O que os micróbios no telemóvel dizem sobre si

Se toma medicação, se usa protetor solar, se bebe vinho ou se prefere pratos mais picantes são informações que um telemóvel ou smartphone é capaz de revelar. E não, não é através das fotografias nele armazenadas ou das ‘apps’ ali guardadas.

A ciência garante que deixamos um rasto em tudo o que tocamos. Por isso, são as moléculas, químicos e micróbios que ficam depositadas nestes dispositivos, dos quais já não nos conseguimos separar, que dão dicas sobre o que come, o estado da saúde e até mesmo o sexo do proprietário do aparelho.

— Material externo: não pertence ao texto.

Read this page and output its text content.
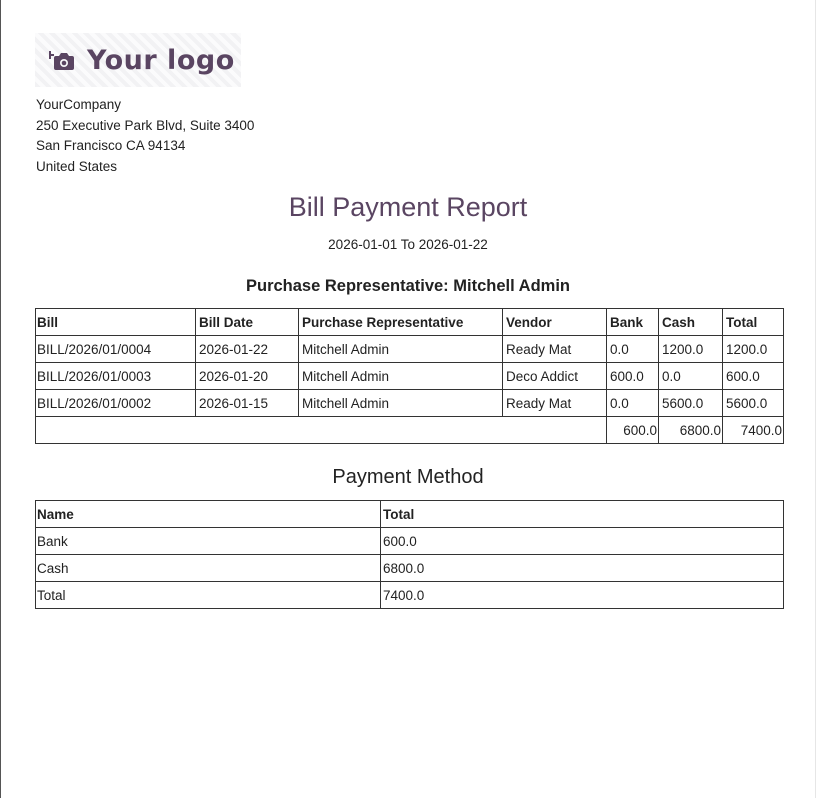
Your logo
YourCompany
250 Executive Park Blvd, Suite 3400
San Francisco CA 94134
United States
Bill Payment Report
2026-01-01 To 2026-01-22
Purchase Representative: Mitchell Admin
Bill	Bill Date	Purchase Representative	Vendor	Bank	Cash	Total
BILL/2026/01/0004	2026-01-22	Mitchell Admin	Ready Mat	0.0	1200.0	1200.0
BILL/2026/01/0003	2026-01-20	Mitchell Admin	Deco Addict	600.0	0.0	600.0
BILL/2026/01/0002	2026-01-15	Mitchell Admin	Ready Mat	0.0	5600.0	5600.0
				600.0	6800.0	7400.0
Payment Method
Name	Total
Bank	600.0
Cash	6800.0
Total	7400.0
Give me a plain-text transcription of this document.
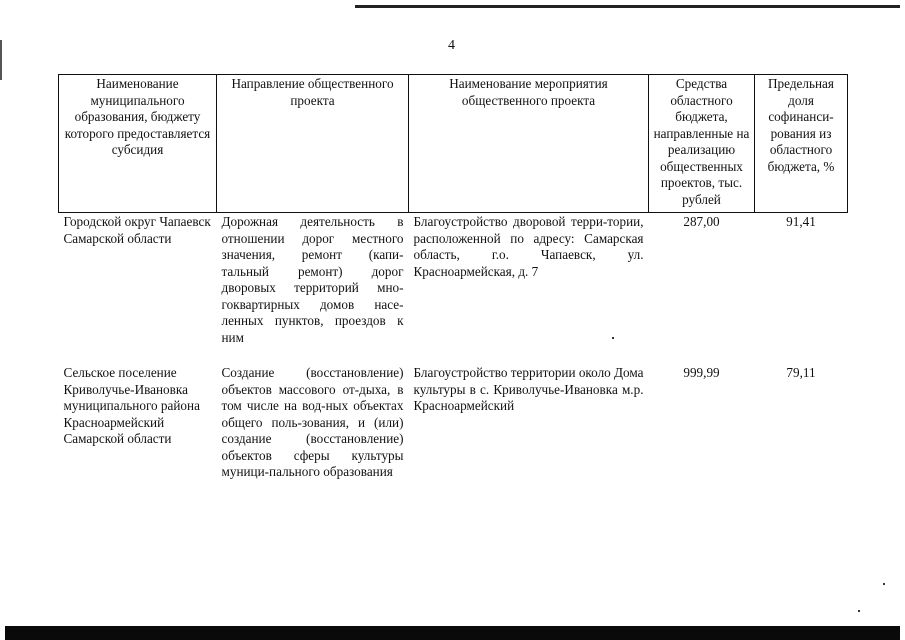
4
Наименование муниципального образования, бюджету которого предоставляется субсидия	Направление общественного проекта	Наименование мероприятия общественного проекта	Средства областного бюджета, направленные на реализацию общественных проектов, тыс. рублей	Предельная доля софинанси-рования из областного бюджета, %
Городской округ Чапаевск Самарской области	Дорожная деятельность в отношении дорог местного значения, ремонт (капи-тальный ремонт) дорог дворовых территорий мно-гоквартирных домов насе-ленных пунктов, проездов к ним	Благоустройство дворовой терри-тории, расположенной по адресу: Самарская область, г.о. Чапаевск, ул. Красноармейская, д. 7	287,00	91,41
Сельское поселение Криволучье-Ивановка муниципального района Красноармейский Самарской области	Создание (восстановление) объектов массового от-дыха, в том числе на вод-ных объектах общего поль-зования, и (или) создание (восстановление) объектов сферы культуры муници-пального образования	Благоустройство территории около Дома культуры в с. Криволучье-Ивановка м.р. Красноармейский	999,99	79,11
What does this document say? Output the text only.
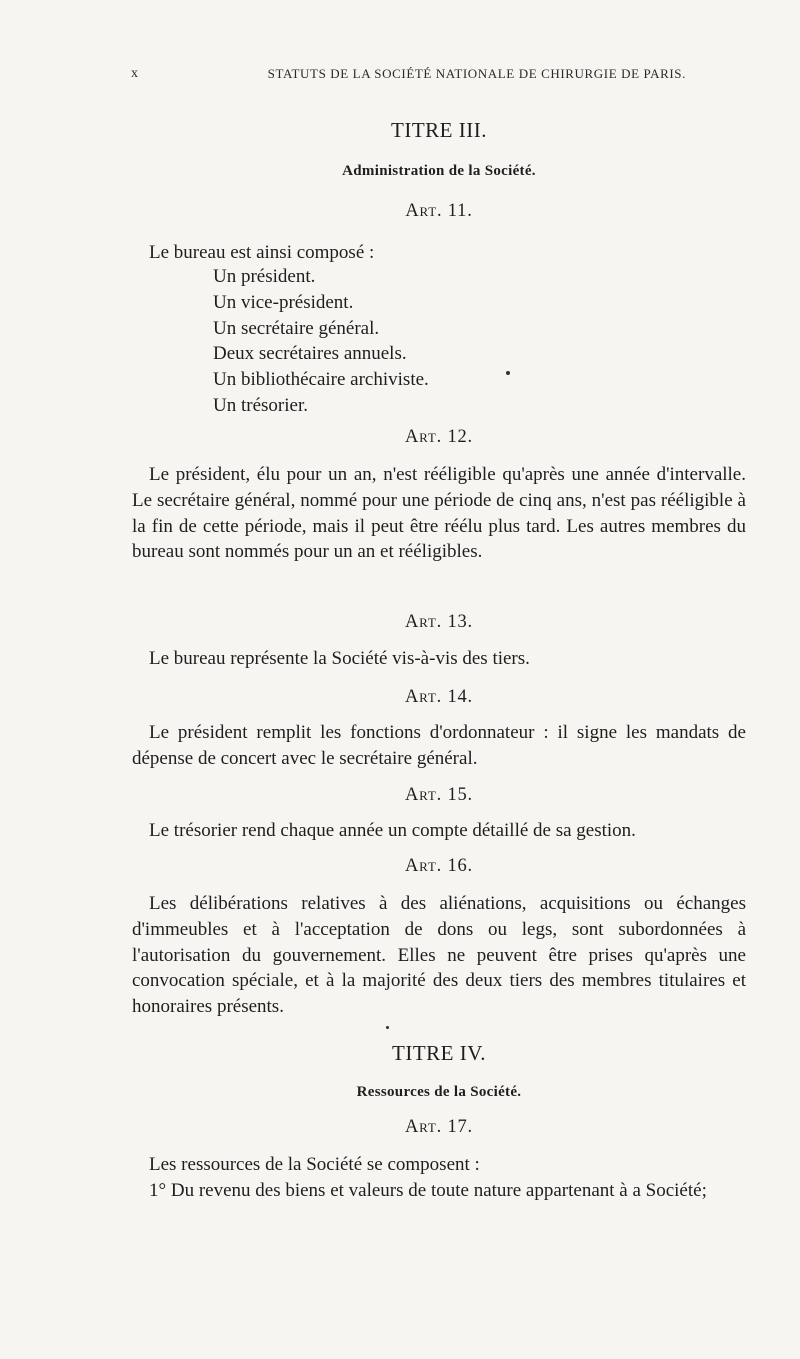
x	STATUTS DE LA SOCIÉTÉ NATIONALE DE CHIRURGIE DE PARIS.
TITRE III.
Administration de la Société.
Art. 11.
Le bureau est ainsi composé :
Un président.
Un vice-président.
Un secrétaire général.
Deux secrétaires annuels.
Un bibliothécaire archiviste.
Un trésorier.
Art. 12.
Le président, élu pour un an, n'est rééligible qu'après une année d'intervalle. Le secrétaire général, nommé pour une période de cinq ans, n'est pas rééligible à la fin de cette période, mais il peut être réélu plus tard. Les autres membres du bureau sont nommés pour un an et rééligibles.
Art. 13.
Le bureau représente la Société vis-à-vis des tiers.
Art. 14.
Le président remplit les fonctions d'ordonnateur : il signe les mandats de dépense de concert avec le secrétaire général.
Art. 15.
Le trésorier rend chaque année un compte détaillé de sa gestion.
Art. 16.
Les délibérations relatives à des aliénations, acquisitions ou échanges d'immeubles et à l'acceptation de dons ou legs, sont subordonnées à l'autorisation du gouvernement. Elles ne peuvent être prises qu'après une convocation spéciale, et à la majorité des deux tiers des membres titulaires et honoraires présents.
TITRE IV.
Ressources de la Société.
Art. 17.
Les ressources de la Société se composent :
1° Du revenu des biens et valeurs de toute nature appartenant à a Société;
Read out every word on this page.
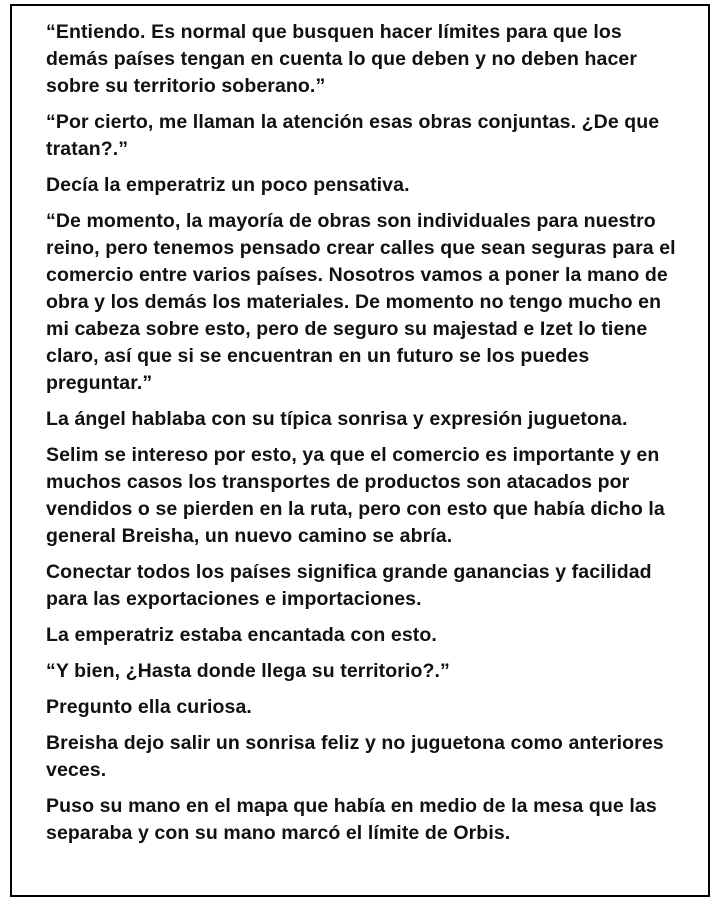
“Entiendo. Es normal que busquen hacer límites para que los demás países tengan en cuenta lo que deben y no deben hacer sobre su territorio soberano.”

“Por cierto, me llaman la atención esas obras conjuntas. ¿De que tratan?.”

Decía la emperatriz un poco pensativa.

“De momento, la mayoría de obras son individuales para nuestro reino, pero tenemos pensado crear calles que sean seguras para el comercio entre varios países. Nosotros vamos a poner la mano de obra y los demás los materiales. De momento no tengo mucho en mi cabeza sobre esto, pero de seguro su majestad e Izet lo tiene claro, así que si se encuentran en un futuro se los puedes preguntar.”

La ángel hablaba con su típica sonrisa y expresión juguetona.

Selim se intereso por esto, ya que el comercio es importante y en muchos casos los transportes de productos son atacados por vendidos o se pierden en la ruta, pero con esto que había dicho la general Breisha, un nuevo camino se abría.

Conectar todos los países significa grande ganancias y facilidad para las exportaciones e importaciones.

La emperatriz estaba encantada con esto.

“Y bien, ¿Hasta donde llega su territorio?.”

Pregunto ella curiosa.

Breisha dejo salir un sonrisa feliz y no juguetona como anteriores veces.

Puso su mano en el mapa que había en medio de la mesa que las separaba y con su mano marcó el límite de Orbis.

É um estudo publicado na revista científica Proceedings of the National Academy of Sciences que o demonstra, através da investigação de um grupo de cientistas da Escola de Medicina de S. Diego, Universidade da Califórnia, que graças à recolha de amostras de vários aparelhos foi capaz de fazer o retrato dos seus donos. Uma prática que pode ser muito útil para a investigação criminal e médica.

«Imaginemos a cena de um crime, onde um investigador encontra um objeto pessoal, seja um telefone, uma caneta ou uma chave, sem impressões digitais ou vestígios de ADN. Pode não ter nada para conseguir determinar a quem pertence», refere Pieter Dorrestein, professor naquela universidade e um dos responsáveis pelo estudo. «Então pensámos: e se tirarmos vantagem daquilo que é deixado em termos químicos para nos dizer que estilo de vida aquela pessoa tinha?»

Este foi o ponto de partida do trabalho, que contou com a ajuda de pesquisas anteriores, como aquela, também realizada pela equipa de Dorrestein, que verificou que as moléculas encontradas em amostras de pele eram sobretudo oriundas de produtos de beleza e higiene. E que confirmou que todos estes vestígios podem ser transferidos para os objetos. «Isso levou-nos a perceber que provavelmente podíamos criar um perfil do estilo de vida da pessoa com base nos químicos que detetamos nos objetos que usa frequentemente», acrescenta em comunicado.

Trinta e nove voluntários adultos participaram na mais recente experiência do grupo, que procurou vestígios no telemóvel e nas mãos dos participantes, recolhendo um total de 500 amostras. O passo seguinte foi detetar as moléculas nelas presentes e criar o perfil de cada um dos participantes com base nesses mesmos dados.

Anti-inflamatórios, cremes antifúngicos, produtos para a queda do cabelo, antidepressivos ou gotas para os olhos foram medicamentos cuja presença foi encontrada nos dispositivos móveis.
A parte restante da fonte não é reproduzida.